Google and Facebook have enormous economic and political power in society — especially over the news industry. Many ask if they have played a role in the misinformation that erodes our free press and plagues our democracy.

Google and Facebook have a duopoly over the distribution of digital news content, and that drives people to their platforms where they make their money.

These platforms hoard critical data and use clever tactics, like reframing stories with rich previews, to keep users on their sites. In the process, they siphon off the advertising revenue that small and local publishers need, weakening their ability to reap reward for their own content.

Google and Facebook generated $4 million in U.S. advertising revenue every 15 minutes during the first quarter of 2022. That could fund hundreds of local journalists in every state in the country.

It’s no wonder then that, despite record news consumption, local newspapers across the country have seen diminished revenues, leading many to lay off journalists or go out of business. Local newspapers simply can’t compete with the national Google and Facebook platforms.

The imbalance of power between these platforms and local newspapers — let alone any single local paper — is so vast that newspapers cannot negotiate the exploitation of news. But antitrust laws shield Google and Facebook from the possibility of news publishers working together to demand better terms.
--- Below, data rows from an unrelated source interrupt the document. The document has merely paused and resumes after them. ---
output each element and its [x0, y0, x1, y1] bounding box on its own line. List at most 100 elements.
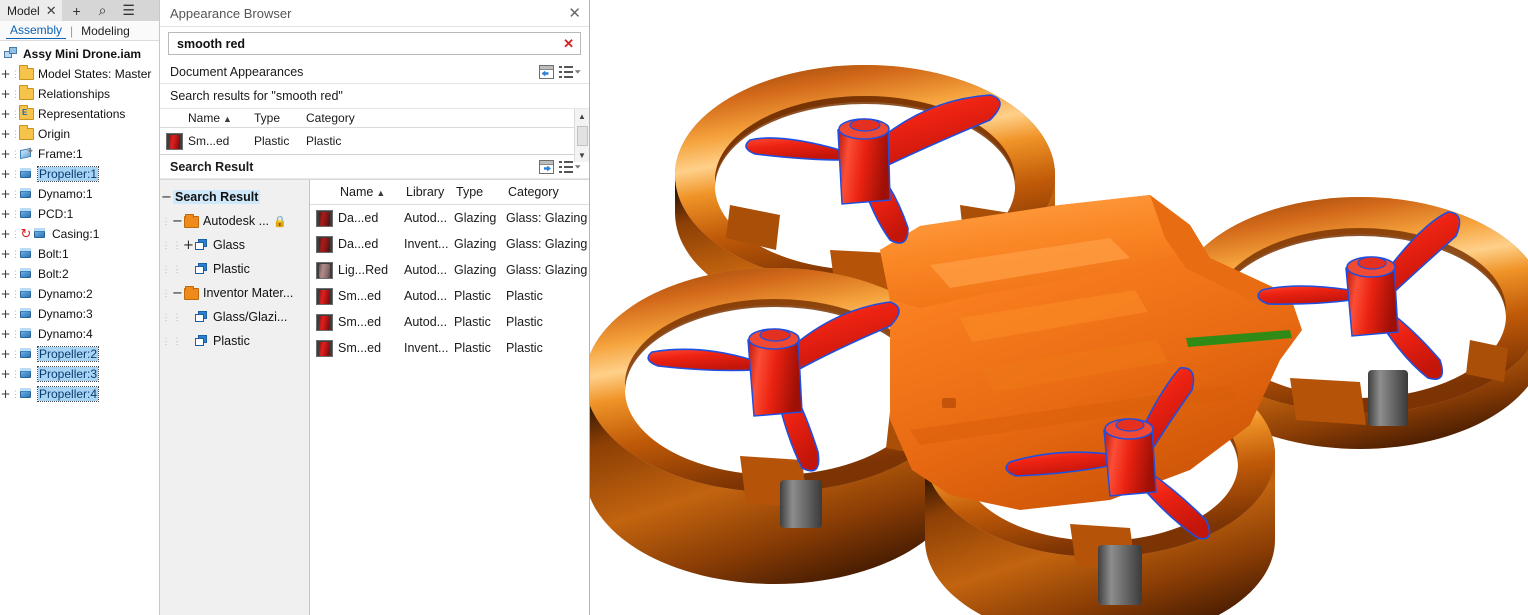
appearance-library-tree[interactable]: − Search Result ⋮ − Autodesk ... 🔒 ⋮ ⋮ + Glass ⋮ ⋮ P… [160, 180, 310, 615]
appearance-tree-item[interactable]: ⋮ ⋮ Plastic [160, 329, 309, 353]
col-name[interactable]: Name ▲ [340, 185, 406, 199]
scroll-up-icon[interactable]: ▲ [575, 109, 590, 123]
expander-icon[interactable]: + [0, 208, 11, 220]
model-tree-item[interactable]: + ⋮ Relationships [0, 84, 159, 104]
scroll-down-icon[interactable]: ▼ [575, 148, 590, 162]
tab-model[interactable]: Model ✕ [0, 0, 62, 21]
model-tree-item[interactable]: + ⋮ ↻ Casing:1 [0, 224, 159, 244]
part-icon [33, 227, 49, 241]
model-tree-item[interactable]: +⋮ Representations [0, 104, 159, 124]
show-panel-icon[interactable] [535, 62, 557, 82]
model-tree-item[interactable]: + ⋮ Propeller:1 [0, 164, 159, 184]
model-tree-item[interactable]: + ⋮ ✦ Frame:1 [0, 144, 159, 164]
doc-col-category[interactable]: Category [306, 111, 589, 125]
model-tree-item[interactable]: + ⋮ Model States: Master [0, 64, 159, 84]
model-tree-item[interactable]: + ⋮ Origin [0, 124, 159, 144]
doc-col-type[interactable]: Type [254, 111, 306, 125]
appearance-name: Sm...ed [338, 315, 382, 329]
subtab-modeling[interactable]: Modeling [77, 24, 134, 38]
expander-icon[interactable]: + [0, 188, 11, 200]
expander-icon[interactable]: + [0, 168, 11, 180]
appearance-tree-item[interactable]: ⋮ − Inventor Mater... [160, 281, 309, 305]
document-list-scrollbar[interactable]: ▲ ▼ [574, 109, 589, 162]
model-tree-item[interactable]: + ⋮ Dynamo:2 [0, 284, 159, 304]
menu-icon[interactable]: ☰ [116, 0, 142, 21]
library-icon [195, 311, 209, 323]
expander-icon[interactable]: − [160, 191, 173, 204]
appearance-tree-item[interactable]: − Search Result [160, 185, 309, 209]
model-tree-item[interactable]: Assy Mini Drone.iam [0, 44, 159, 64]
expander-icon[interactable]: + [0, 68, 11, 80]
expander-icon[interactable]: + [0, 348, 11, 360]
appearance-search-box[interactable]: ✕ [168, 32, 581, 55]
doc-col-name[interactable]: Name ▲ [188, 111, 254, 125]
col-type[interactable]: Type [456, 185, 508, 199]
expander-icon[interactable]: + [0, 268, 11, 280]
model-tree-item[interactable]: + ⋮ Bolt:1 [0, 244, 159, 264]
model-tree-item[interactable]: + ⋮ Dynamo:4 [0, 324, 159, 344]
appearance-tree-item-label: Glass [213, 238, 245, 252]
expander-icon[interactable]: + [0, 128, 11, 140]
clear-search-icon[interactable]: ✕ [563, 37, 574, 50]
tree-guide: ⋮ [172, 263, 182, 274]
appearance-result-row[interactable]: Sm...ed Autod... Plastic Plastic [310, 283, 589, 309]
search-icon[interactable]: ⌕ [90, 0, 116, 21]
appearance-type: Plastic [454, 315, 491, 329]
expander-icon[interactable]: + [0, 288, 11, 300]
expander-icon[interactable]: + [0, 88, 11, 100]
expander-icon[interactable]: + [0, 108, 11, 120]
appearance-category: Plastic [506, 289, 543, 303]
tree-guide: ⋮ [11, 388, 19, 399]
view-options-icon[interactable] [559, 62, 581, 82]
subtab-assembly[interactable]: Assembly [6, 23, 67, 39]
list-glyph-2 [559, 160, 573, 173]
appearance-tree-item[interactable]: ⋮ ⋮ Plastic [160, 257, 309, 281]
chevron-down-icon [574, 70, 581, 74]
expander-icon[interactable]: − [171, 215, 184, 228]
expander-icon[interactable]: + [0, 388, 11, 400]
document-list-rows[interactable]: Sm...ed Plastic Plastic [160, 128, 589, 154]
landing-leg-front-right [1098, 545, 1142, 605]
col-library[interactable]: Library [406, 185, 456, 199]
appearance-tree-item[interactable]: ⋮ − Autodesk ... 🔒 [160, 209, 309, 233]
model-tree-item[interactable]: + ⋮ Bolt:2 [0, 264, 159, 284]
3d-viewport[interactable] [590, 0, 1528, 615]
document-appearance-row[interactable]: Sm...ed Plastic Plastic [160, 128, 589, 154]
expander-icon[interactable]: + [0, 228, 11, 240]
appearance-search-wrap: ✕ [160, 27, 589, 60]
appearance-result-row[interactable]: Sm...ed Autod... Plastic Plastic [310, 309, 589, 335]
expander-icon[interactable]: + [0, 368, 11, 380]
search-input[interactable] [175, 35, 564, 52]
close-icon[interactable]: ✕ [46, 4, 57, 17]
appearance-result-row[interactable]: Sm...ed Invent... Plastic Plastic [310, 335, 589, 361]
add-icon[interactable]: + [64, 0, 90, 21]
scrollbar-thumb[interactable] [576, 125, 588, 146]
tree-guide: ⋮ [11, 368, 19, 379]
model-tree-item[interactable]: + ⋮ Dynamo:1 [0, 184, 159, 204]
appearance-result-row[interactable]: Da...ed Autod... Glazing Glass: Glazing [310, 205, 589, 231]
model-tree-item[interactable]: + ⋮ Propeller:3 [0, 364, 159, 384]
results-table-rows[interactable]: Da...ed Autod... Glazing Glass: Glazing Da..… [310, 205, 589, 361]
appearance-library: Invent... [404, 341, 449, 355]
col-category[interactable]: Category [508, 185, 589, 199]
landing-leg-rear-right [1368, 370, 1408, 426]
appearance-result-row[interactable]: Da...ed Invent... Glazing Glass: Glazing [310, 231, 589, 257]
show-panel-icon-2[interactable] [535, 157, 557, 177]
expander-icon[interactable]: + [0, 328, 11, 340]
appearance-result-row[interactable]: Lig...Red Autod... Glazing Glass: Glazing [310, 257, 589, 283]
expander-icon[interactable]: + [0, 148, 11, 160]
expander-icon[interactable]: + [0, 248, 11, 260]
close-icon[interactable]: ✕ [568, 6, 581, 21]
model-tree-item[interactable]: + ⋮ Propeller:2 [0, 344, 159, 364]
appearance-tree-item[interactable]: ⋮ ⋮ + Glass [160, 233, 309, 257]
appearance-tree-item[interactable]: ⋮ ⋮ Glass/Glazi... [160, 305, 309, 329]
expander-icon[interactable]: + [182, 239, 195, 252]
model-tree-item[interactable]: + ⋮ Dynamo:3 [0, 304, 159, 324]
tree-guide: ⋮ [11, 168, 19, 179]
model-tree-item[interactable]: + ⋮ Propeller:4 [0, 384, 159, 404]
expander-icon[interactable]: − [171, 287, 184, 300]
model-tree[interactable]: Assy Mini Drone.iam + ⋮ Model States: Maste… [0, 41, 159, 615]
expander-icon[interactable]: + [0, 308, 11, 320]
tree-guide: ⋮ [172, 311, 182, 322]
model-tree-item[interactable]: + ⋮ PCD:1 [0, 204, 159, 224]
No company should have this much control over the news. Congress must take action to curb undue influence of Big Tech on the news media industry, and the Journalism Competition and Preservation Act aims to do just that.

JCPA is specifically designed to address the anticompetitive practices of Google and Facebook.
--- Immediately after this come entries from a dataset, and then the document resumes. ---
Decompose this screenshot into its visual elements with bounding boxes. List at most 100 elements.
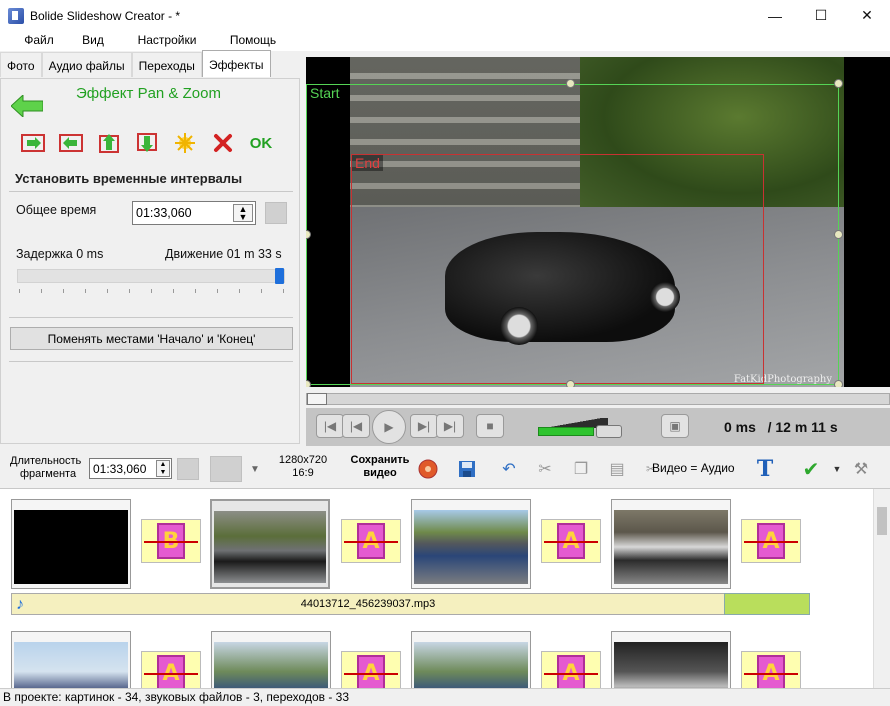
duration-spinner[interactable]: ▲ ▼ <box>156 460 170 477</box>
go-end-icon[interactable]: ▶| <box>436 414 464 438</box>
text-icon[interactable]: T <box>754 456 776 482</box>
volume-slider[interactable] <box>538 427 594 436</box>
slide-thumbnail[interactable] <box>411 631 531 688</box>
playback-progress[interactable] <box>306 393 890 405</box>
transition-thumbnail[interactable]: A <box>341 519 401 563</box>
volume-knob[interactable] <box>596 425 622 438</box>
end-frame[interactable]: End <box>351 154 764 384</box>
total-time-value: 01:33,060 <box>136 206 192 220</box>
prev-icon[interactable]: |◀ <box>342 414 370 438</box>
tab-effects[interactable]: Эффекты <box>201 50 271 77</box>
tab-audio[interactable]: Аудио файлы <box>41 52 132 77</box>
color-swatch[interactable] <box>265 202 287 224</box>
video-equals-audio-label[interactable]: Видео = Аудио <box>652 461 735 475</box>
copy-icon[interactable]: ❐ <box>570 458 592 480</box>
maximize-button[interactable]: ☐ <box>798 0 844 31</box>
title-bar: Bolide Slideshow Creator - * — ☐ ✕ <box>0 0 890 31</box>
playback-controls: |◀ |◀ ▶ ▶| ▶| ■ ▣ 0 ms / 12 m 11 s <box>306 408 890 446</box>
undo-icon[interactable]: ↶ <box>498 458 520 480</box>
save-video-button[interactable]: Сохранить видео <box>343 454 417 480</box>
slider-thumb[interactable] <box>275 268 284 284</box>
play-icon[interactable]: ▶ <box>372 410 406 444</box>
menu-help[interactable]: Помощь <box>228 31 278 51</box>
swap-start-end-button[interactable]: Поменять местами 'Начало' и 'Конец' <box>10 327 293 350</box>
preview-area[interactable]: FatKidPhotography Start End <box>306 57 890 387</box>
checkmark-icon[interactable]: ✔ <box>800 458 822 481</box>
audio-track[interactable]: ♪ 44013712_456239037.mp3 <box>11 593 725 615</box>
slide-thumbnail-selected[interactable] <box>210 499 330 589</box>
tab-photo[interactable]: Фото <box>0 52 42 77</box>
menu-settings[interactable]: Настройки <box>136 31 198 51</box>
divider <box>9 191 293 192</box>
total-time-label: Общее время <box>16 203 97 217</box>
slide-thumbnail[interactable] <box>611 499 731 589</box>
menu-view[interactable]: Вид <box>80 31 106 51</box>
back-arrow-icon[interactable] <box>11 95 43 117</box>
transition-thumbnail[interactable]: A <box>341 651 401 688</box>
frame-handle[interactable] <box>566 380 575 387</box>
timeline-toolbar: Длительность фрагмента 01:33,060 ▲ ▼ ▼ 12… <box>0 450 890 488</box>
menu-file[interactable]: Файл <box>22 31 56 51</box>
slide-thumbnail[interactable] <box>411 499 531 589</box>
go-start-icon[interactable]: |◀ <box>316 414 344 438</box>
transition-thumbnail[interactable]: A <box>741 651 801 688</box>
frame-handle[interactable] <box>306 380 311 387</box>
divider <box>9 361 293 362</box>
effect-toolbar: OK <box>19 131 275 155</box>
center-icon[interactable] <box>171 131 199 155</box>
fragment-duration-field[interactable]: 01:33,060 ▲ ▼ <box>89 458 172 479</box>
duration-slider[interactable] <box>17 268 285 284</box>
slide-thumbnail[interactable] <box>211 631 331 688</box>
divider <box>9 317 293 318</box>
close-button[interactable]: ✕ <box>844 0 890 31</box>
transition-thumbnail[interactable]: A <box>741 519 801 563</box>
tools-icon[interactable]: ⚒ <box>850 458 872 480</box>
window-title: Bolide Slideshow Creator - * <box>30 8 181 23</box>
slide-thumbnail[interactable] <box>611 631 731 688</box>
transition-thumbnail[interactable]: A <box>141 651 201 688</box>
time-readout: 0 ms / 12 m 11 s <box>724 419 838 435</box>
frame-handle[interactable] <box>566 79 575 88</box>
stop-icon[interactable]: ■ <box>476 414 504 438</box>
intervals-title: Установить временные интервалы <box>15 171 243 186</box>
frame-handle[interactable] <box>834 79 843 88</box>
effect-title: Эффект Pan & Zoom <box>76 85 221 102</box>
minimize-button[interactable]: — <box>752 0 798 31</box>
transition-thumbnail[interactable]: A <box>541 519 601 563</box>
resolution-label[interactable]: 1280x720 16:9 <box>278 454 328 480</box>
delete-icon[interactable] <box>209 131 237 155</box>
music-note-icon: ♪ <box>16 596 24 613</box>
paste-icon[interactable]: ▤ <box>606 458 628 480</box>
move-right-icon[interactable] <box>19 131 47 155</box>
record-icon[interactable] <box>417 458 439 480</box>
progress-knob[interactable] <box>307 393 327 405</box>
move-down-icon[interactable] <box>133 131 161 155</box>
chevron-down-icon[interactable]: ▼ <box>244 458 266 480</box>
frame-handle[interactable] <box>834 380 843 387</box>
transition-thumbnail[interactable]: A <box>541 651 601 688</box>
thumbnail-box[interactable] <box>210 456 242 482</box>
transition-thumbnail[interactable]: B <box>141 519 201 563</box>
slide-thumbnail[interactable] <box>11 631 131 688</box>
storyboard: B A A A ♪ 44013712_456239037.mp3 A A A A <box>0 488 890 688</box>
tab-transitions[interactable]: Переходы <box>131 52 202 77</box>
time-spinner[interactable]: ▲ ▼ <box>233 204 253 222</box>
save-icon[interactable] <box>456 458 478 480</box>
fullscreen-icon[interactable]: ▣ <box>661 414 689 438</box>
move-up-icon[interactable] <box>95 131 123 155</box>
move-left-icon[interactable] <box>57 131 85 155</box>
slide-thumbnail[interactable] <box>11 499 131 589</box>
background-color-swatch[interactable] <box>177 458 199 480</box>
frame-handle[interactable] <box>834 230 843 239</box>
audio-track-extra[interactable] <box>724 593 810 615</box>
storyboard-scrollbar[interactable] <box>873 489 890 688</box>
chevron-down-icon[interactable]: ▼ <box>826 458 848 480</box>
total-time-field[interactable]: 01:33,060 ▲ ▼ <box>132 201 256 225</box>
next-icon[interactable]: ▶| <box>410 414 438 438</box>
scrollbar-thumb[interactable] <box>877 507 887 535</box>
start-label: Start <box>307 85 343 101</box>
ok-button[interactable]: OK <box>247 131 275 155</box>
cut-icon[interactable]: ✂ <box>534 458 556 480</box>
end-label: End <box>352 155 383 171</box>
slider-ticks <box>19 289 285 293</box>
The proposed legislation would provide a temporary, limited antitrust safe harbor for small and local news publishers so they could collectively negotiate with Facebook and Google for fair compensation for the use of their content. It would also incentivize and reward publishers for investing in newsroom personnel, by awarding outlets with demonstrated investment in staff a larger portion of the funds that result from the negotiations.

By addressing the duopoly power of Google and Facebook, and thus ensuring more subscription and advertising dollars flow back to publishers, the JCPA would not only protect and promote quality news. It would also encourage competition.

In today’s partisan political climate, it is rare for Democrats and Republicans to agree on anything. But JCPA is one important exception.

Members of Congress on both sides of the aisle agree: We need to pass JCPA to ensure that publishers — especially small and local publishers — are treated fairly so they can better serve their communities.

In addition to chairing the board of the National Newspaper Association, Brett Wesner serves as president of Wesner Publications, based in Cordell, Oklahoma.